Great white shark spotted off Hermosa Beach pier

The great white shark spotted near surfers off the Hermosa Beach pier Sunday morning.
The great white shark spotted near surfers off the Hermosa Beach pier Sunday morning. Photo by Tom Super

Thomas Super was taking a Sunday morning stroll along Hermosa Pier with his girlfriend when the two spotted a shadow moving under the surface.

Initially thinking that the figure below the waves was a dolphin — “We see them all the time,” Super said — it took a few moments for the couple to realize what they were seeing.

“One of the fishermen who was on that side of the pier said ‘Holy cow, that’s a shark!’” Super recalled. .

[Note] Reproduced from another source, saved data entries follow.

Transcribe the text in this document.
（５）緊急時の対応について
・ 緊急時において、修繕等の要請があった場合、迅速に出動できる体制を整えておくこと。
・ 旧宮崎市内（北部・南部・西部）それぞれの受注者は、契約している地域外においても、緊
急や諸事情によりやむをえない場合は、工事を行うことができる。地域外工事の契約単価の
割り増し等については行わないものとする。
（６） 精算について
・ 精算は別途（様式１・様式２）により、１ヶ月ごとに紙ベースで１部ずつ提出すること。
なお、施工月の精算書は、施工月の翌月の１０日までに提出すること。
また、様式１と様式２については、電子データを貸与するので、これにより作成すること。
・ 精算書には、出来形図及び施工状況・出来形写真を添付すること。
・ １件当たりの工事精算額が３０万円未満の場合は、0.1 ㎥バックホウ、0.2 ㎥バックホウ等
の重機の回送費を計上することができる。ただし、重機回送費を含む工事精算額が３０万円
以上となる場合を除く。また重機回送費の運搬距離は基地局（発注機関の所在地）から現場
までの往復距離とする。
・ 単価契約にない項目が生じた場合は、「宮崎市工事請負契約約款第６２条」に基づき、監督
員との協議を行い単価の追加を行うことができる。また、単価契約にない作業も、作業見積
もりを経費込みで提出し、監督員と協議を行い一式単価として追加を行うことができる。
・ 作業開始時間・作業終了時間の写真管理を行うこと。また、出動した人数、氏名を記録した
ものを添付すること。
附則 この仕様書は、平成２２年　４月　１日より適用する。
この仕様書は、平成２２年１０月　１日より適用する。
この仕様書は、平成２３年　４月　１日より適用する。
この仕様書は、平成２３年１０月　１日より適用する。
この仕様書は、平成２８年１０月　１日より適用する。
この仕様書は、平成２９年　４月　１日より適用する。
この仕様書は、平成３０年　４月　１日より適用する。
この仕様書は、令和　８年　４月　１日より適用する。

The only concern Super had  was for a couple of swimmers who were swinging around Hermosa Pier — though that ended up being a fairly short worry, as the shark had already begun making its way back out to sea as the pair began heeding the warnings.

Great white shark sightings have become increasingly common in the South Bay. Most sightings have occurred in Manhattan Beach, where concerns rose to a fevered pitch after a man was injured by a shark in early July. That incident, which caused non-life-threatening injuries to swimmer Steve Robles as he swam pier-to-pier from Hermosa to Manhattan, is believed to have been caused by a fisherman who had yet to cut his line after hooking a juvenile great white shark. It resulted in a 60-day ban on fishing off of Manhattan Pier and prompted changes to Manhattan Beach fishing ordinances.

SHARK2
Juvenile great whites have begun to proliferate South Bay waters, but mostly in Manhattan Beach waters before Sunday’s sighting off the Hermosa Beach Pier. Photo by Tom Super

Super guesses that the shark he spotted Sunday morning was about “7 or 8 feet” — a common size for juvenile great white sharks, which are unlikely to threaten to mammals (humans included) without prompting.

Coincidentally, the sighting comes less than a week after California State University Long Beach professor Chris Lowe gave a presentation to the Hermosa Beach City Council that noted just how common it is for great white sharks to appear in the South Bay, particularly during this time of year.

“Between Hermosa Beach Pier and Manhattan Beach Pier, you can see [groups of juvenile sharks] any given day during the summer and the fall,” he said.

Super, a Redondo Beach resident, said he hadn’t seen a great white so far south previously.

“It’s the first time that we’ve seen a shark by Hermosa, or Redondo for that matter,” he said.

The shark circled the area for fewer than five minutes, Super said, before returning to deeper waters, nothing more than another example of the increasingly common interactions between South Bay residents and sharks.